L’impôt sur le revenu impliquant déjà une double taxation du capital – tout au moins du capital non humain -, il est tout à fait aberrant d’y ajouter un impôt sur le capital, mais aussi d’ailleurs des droits de succession ! Si une réforme fiscale était légitime, c’est bien celle qui consisterait à supprimer définitivement non seulement l’ISF, mais aussi tous les droits de succession.

Mais pour rétablir véritablement une égalité de traitement entre la consommation et l’épargne, il faudrait même aller au-delà de la suppression de ces deux impôts. La meilleure des solutions consisterait à adopter ce que l’on appelle parfois «l’impôt sur la dépense globale ». Celui-ci consiste tout simplement à donner au contribuable la liberté de déduire, s’il le désire, son épargne annuelle de l’assiette de l’impôt déclaratif qui porte actuellement le nom d’impôt sur le revenu.
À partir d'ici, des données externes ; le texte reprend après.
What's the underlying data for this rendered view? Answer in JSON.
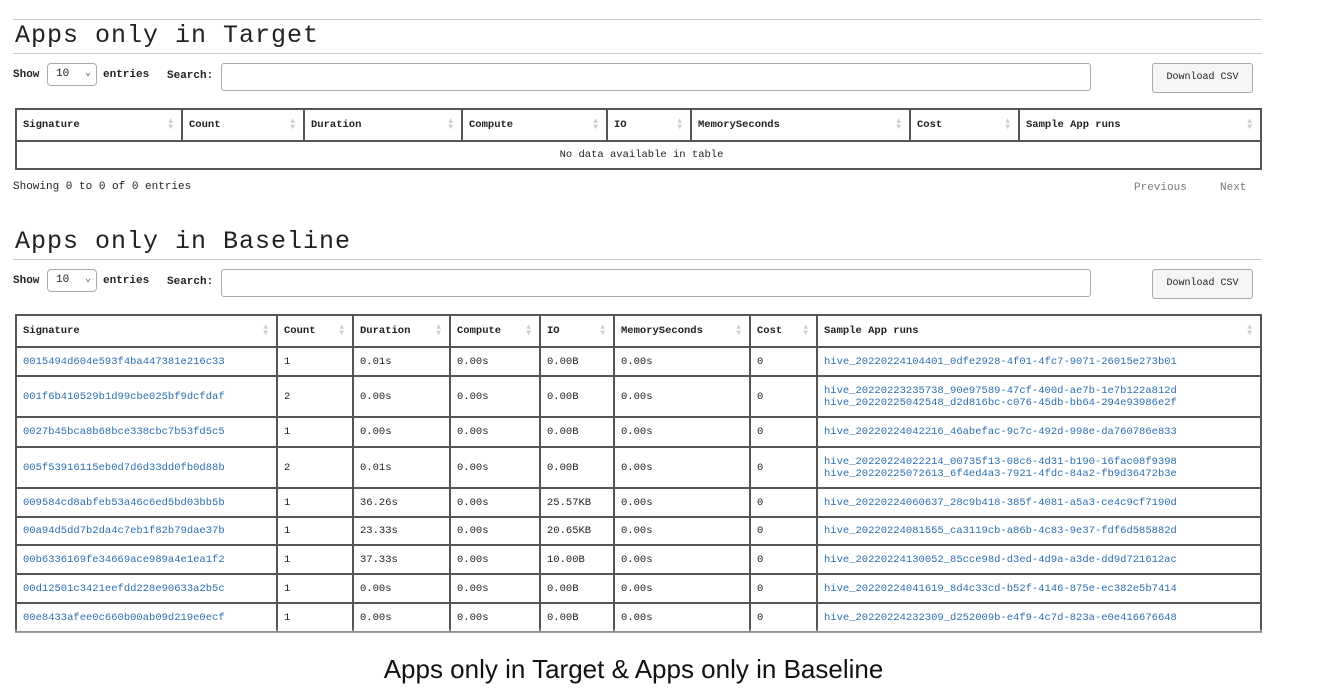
{
  "target": {
    "title": "Apps only in Target",
    "show_label": "Show",
    "entries_label": "entries",
    "page_length": "10",
    "search_label": "Search:",
    "search_value": "",
    "download_label": "Download CSV",
    "columns": [
      "Signature",
      "Count",
      "Duration",
      "Compute",
      "IO",
      "MemorySeconds",
      "Cost",
      "Sample App runs"
    ],
    "empty_message": "No data available in table",
    "info": "Showing 0 to 0 of 0 entries",
    "previous": "Previous",
    "next": "Next"
  },
  "baseline": {
    "title": "Apps only in Baseline",
    "show_label": "Show",
    "entries_label": "entries",
    "page_length": "10",
    "search_label": "Search:",
    "search_value": "",
    "download_label": "Download CSV",
    "columns": [
      "Signature",
      "Count",
      "Duration",
      "Compute",
      "IO",
      "MemorySeconds",
      "Cost",
      "Sample App runs"
    ],
    "rows": [
      {
        "signature": "0015494d604e593f4ba447381e216c33",
        "count": "1",
        "duration": "0.01s",
        "compute": "0.00s",
        "io": "0.00B",
        "memory": "0.00s",
        "cost": "0",
        "runs": [
          "hive_20220224104401_0dfe2928-4f01-4fc7-9071-26015e273b01"
        ]
      },
      {
        "signature": "001f6b410529b1d99cbe025bf9dcfdaf",
        "count": "2",
        "duration": "0.00s",
        "compute": "0.00s",
        "io": "0.00B",
        "memory": "0.00s",
        "cost": "0",
        "runs": [
          "hive_20220223235738_90e97589-47cf-400d-ae7b-1e7b122a812d",
          "hive_20220225042548_d2d816bc-c076-45db-bb64-294e93986e2f"
        ]
      },
      {
        "signature": "0027b45bca8b68bce338cbc7b53fd5c5",
        "count": "1",
        "duration": "0.00s",
        "compute": "0.00s",
        "io": "0.00B",
        "memory": "0.00s",
        "cost": "0",
        "runs": [
          "hive_20220224042216_46abefac-9c7c-492d-998e-da760786e833"
        ]
      },
      {
        "signature": "005f53916115eb0d7d6d33dd0fb0d88b",
        "count": "2",
        "duration": "0.01s",
        "compute": "0.00s",
        "io": "0.00B",
        "memory": "0.00s",
        "cost": "0",
        "runs": [
          "hive_20220224022214_00735f13-08c6-4d31-b190-16fac08f9398",
          "hive_20220225072613_6f4ed4a3-7921-4fdc-84a2-fb9d36472b3e"
        ]
      },
      {
        "signature": "009584cd8abfeb53a46c6ed5bd03bb5b",
        "count": "1",
        "duration": "36.26s",
        "compute": "0.00s",
        "io": "25.57KB",
        "memory": "0.00s",
        "cost": "0",
        "runs": [
          "hive_20220224060637_28c9b418-385f-4081-a5a3-ce4c9cf7190d"
        ]
      },
      {
        "signature": "00a94d5dd7b2da4c7eb1f82b79dae37b",
        "count": "1",
        "duration": "23.33s",
        "compute": "0.00s",
        "io": "20.65KB",
        "memory": "0.00s",
        "cost": "0",
        "runs": [
          "hive_20220224081555_ca3119cb-a86b-4c83-9e37-fdf6d585882d"
        ]
      },
      {
        "signature": "00b6336169fe34669ace989a4e1ea1f2",
        "count": "1",
        "duration": "37.33s",
        "compute": "0.00s",
        "io": "10.00B",
        "memory": "0.00s",
        "cost": "0",
        "runs": [
          "hive_20220224130052_85cce98d-d3ed-4d9a-a3de-dd9d721612ac"
        ]
      },
      {
        "signature": "00d12501c3421eefdd228e90633a2b5c",
        "count": "1",
        "duration": "0.00s",
        "compute": "0.00s",
        "io": "0.00B",
        "memory": "0.00s",
        "cost": "0",
        "runs": [
          "hive_20220224041619_8d4c33cd-b52f-4146-875e-ec382e5b7414"
        ]
      },
      {
        "signature": "00e8433afee0c660b00ab09d219e0ecf",
        "count": "1",
        "duration": "0.00s",
        "compute": "0.00s",
        "io": "0.00B",
        "memory": "0.00s",
        "cost": "0",
        "runs": [
          "hive_20220224232309_d252009b-e4f9-4c7d-823a-e0e416676648"
        ]
      }
    ]
  },
  "caption": "Apps only in Target & Apps only in Baseline",
  "colors": {
    "link": "#2a6fb0",
    "border": "#555555"
  }
}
En réalité, la grande erreur qui inspire le système fiscal français est celle – d’inspiration évidemment marxiste – qui consiste à penser qu’il existe deux classes antagonistes, les capitalistes et les salariés, de telle sorte que la justice sociale impliquerait d’effectuer des transferts obligatoires des premiers vers les seconds (d’où le nom usurpé «d’impôt de solidarité sur la fortune »). En réalité, capitalistes et salariés sont profondément solidaires dans la poursuite d’une croissance due à l’accumulation de capital. Pour retrouver la voie de la prospérité aussi bien que celle d’une véritable solidarité, la solution est donc simple : il faut supprimer l’ISF et les droits de succession et substituer l’impôt sur la dépense globale à l’impôt sur le revenu. Mais encore faut-il ajouter qu’il conviendrait de diminuer les taux de ce dernier jusqu’à l’adoption d’une «flat tax », c’est-à-dire de supprimer la progressivité de l’impôt.